Baca berita dengan sedikit iklan, klik disini
TEMPO.CO, Jakarta - Himpunan Masyarakat Hemofilia Indonesia (HMHI) bekerja sama dengan PT Takeda Indonesia mengajak masyarakat untuk lebih mengenal dan peduli terhadap hemofilia dan gangguan perdarahan lainnya. Hal itu dalam rangka memperingati Hari Hemofilia Sedunia atau World Hemophilia Day (WHD) 2025 yang jatuh pada 17 April. WHD mengusung tema “Access for All: Women and Girls Bleed Too” yang menyoroti pentingnya akses diagnosis dan pengobatan yang setara bagi semua penyandang, termasuk perempuan dan anak perempuan yang sering kali terabaikan dalam konteks gangguan perdarahan.
Baca berita dengan sedikit iklan, klik disini
Hemofilia merupakan kelainan perdarahan yang pada umumnya diturunkan. Pada kasus ini, darah tidak dapat membeku dengan baik. Hal ini dapat menyebabkan perdarahan spontan (perdarahan yang terjadi tanpa sebab yang diketahui) serta perdarahan setelah cedera atau bahkan saat dilakukan tindakan medis seperti pengambilan darah, vaksinasi, pembedahan, dan lainnya. Darah mengandung sejumlah protein, salah satunya adalah faktor pembekuan darah yang bertugas menghentikan perdarahan.

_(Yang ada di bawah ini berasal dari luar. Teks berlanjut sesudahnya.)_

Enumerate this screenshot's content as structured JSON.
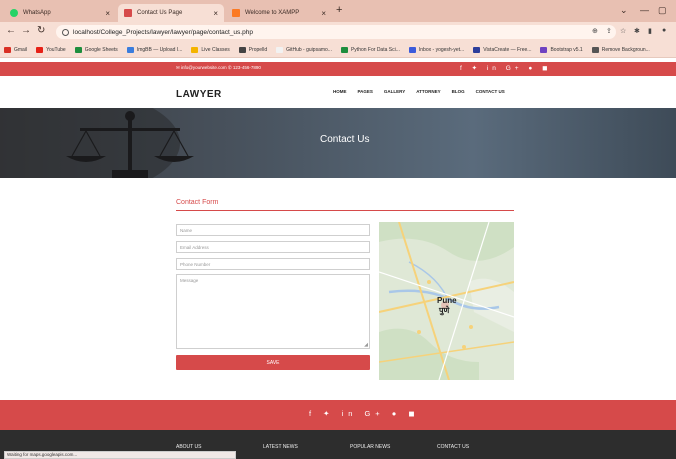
{
  "browser": {
    "tabs": [
      {
        "title": "WhatsApp",
        "active": false
      },
      {
        "title": "Contact Us Page",
        "active": true
      },
      {
        "title": "Welcome to XAMPP",
        "active": false
      }
    ],
    "new_tab": "+",
    "url": "localhost/College_Projects/lawyer/lawyer/page/contact_us.php",
    "bookmarks": [
      {
        "label": "Gmail",
        "color": "#d93025"
      },
      {
        "label": "YouTube",
        "color": "#e62117"
      },
      {
        "label": "Google Sheets",
        "color": "#1e8e3e"
      },
      {
        "label": "ImgBB — Upload I...",
        "color": "#3b7ddd"
      },
      {
        "label": "Live Classes",
        "color": "#f4b400"
      },
      {
        "label": "Propelld",
        "color": "#444444"
      },
      {
        "label": "GitHub - guipsamo...",
        "color": "#f2f2f2"
      },
      {
        "label": "Python For Data Sci...",
        "color": "#1e8e3e"
      },
      {
        "label": "Inbox - yogesh-yet...",
        "color": "#3b5bdb"
      },
      {
        "label": "VistaCreate — Free...",
        "color": "#2c3e9b"
      },
      {
        "label": "Bootstrap v5.1",
        "color": "#6f42c1"
      },
      {
        "label": "Remove Backgroun...",
        "color": "#555555"
      }
    ],
    "status_text": "Waiting for maps.googleapis.com..."
  },
  "site": {
    "topbar": {
      "contact": "✉ info@yourwebsite.com   ✆ 123-456-7890",
      "social": "f  ✦  in  G+  ●  ◼"
    },
    "logo": "LAWYER",
    "nav": [
      "HOME",
      "PAGES",
      "GALLERY",
      "ATTORNEY",
      "BLOG",
      "CONTACT US"
    ],
    "hero_title": "Contact Us",
    "form": {
      "title": "Contact Form",
      "name_placeholder": "Name",
      "email_placeholder": "Email Address",
      "phone_placeholder": "Phone Number",
      "message_placeholder": "Message",
      "save_label": "SAVE"
    },
    "map": {
      "city_label": "Pune",
      "city_label_local": "पुणे"
    },
    "footer": {
      "social": "f  ✦  in  G+  ●  ◼",
      "columns": [
        "ABOUT US",
        "LATEST NEWS",
        "POPULAR NEWS",
        "CONTACT US"
      ]
    }
  },
  "colors": {
    "brand_red": "#d64a4a",
    "browser_tab_bg": "#e8c0b2",
    "footer_dark": "#2d2d2d"
  }
}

Baca berita dengan sedikit iklan, klik di sini
Baca berita dengan sedikit iklan, klik disini
Hemofilia sendiri terdiri dari 2 tipe, yaitu hemofilia A (orang dengan jumlah faktor VIII yang rendah) dan hemofilia B (orang dengan jumlah IX yang rendah). Tingkat keparahan hemofilia ditentukan oleh jumlah faktor pembekuan darah orang tersebut. Semakin rendah jumlah faktor, semakin besar kemungkinan terjadinya perdarahan spontan, yang dapat menyebabkan masalah kesehatan yang serius. Menurut World Federation of Hemophilia, diperkirakan 1 dari 10 ribu orang di dunia mengalami hemofilia. Namun, prevalensi di Indonesia masih tergolong rendah karena banyak kasus yang belum terdiagnosis. Data HMHI tahun 2024 menunjukkan baru sekitar 11 persen atau sebanyak 3.658 pasien hemofilia berhasil teridentifikasi di Indonesia. Jumlah ini masih jauh dari perkiraan yang seharusnya sejumlah 28 ribu pasien.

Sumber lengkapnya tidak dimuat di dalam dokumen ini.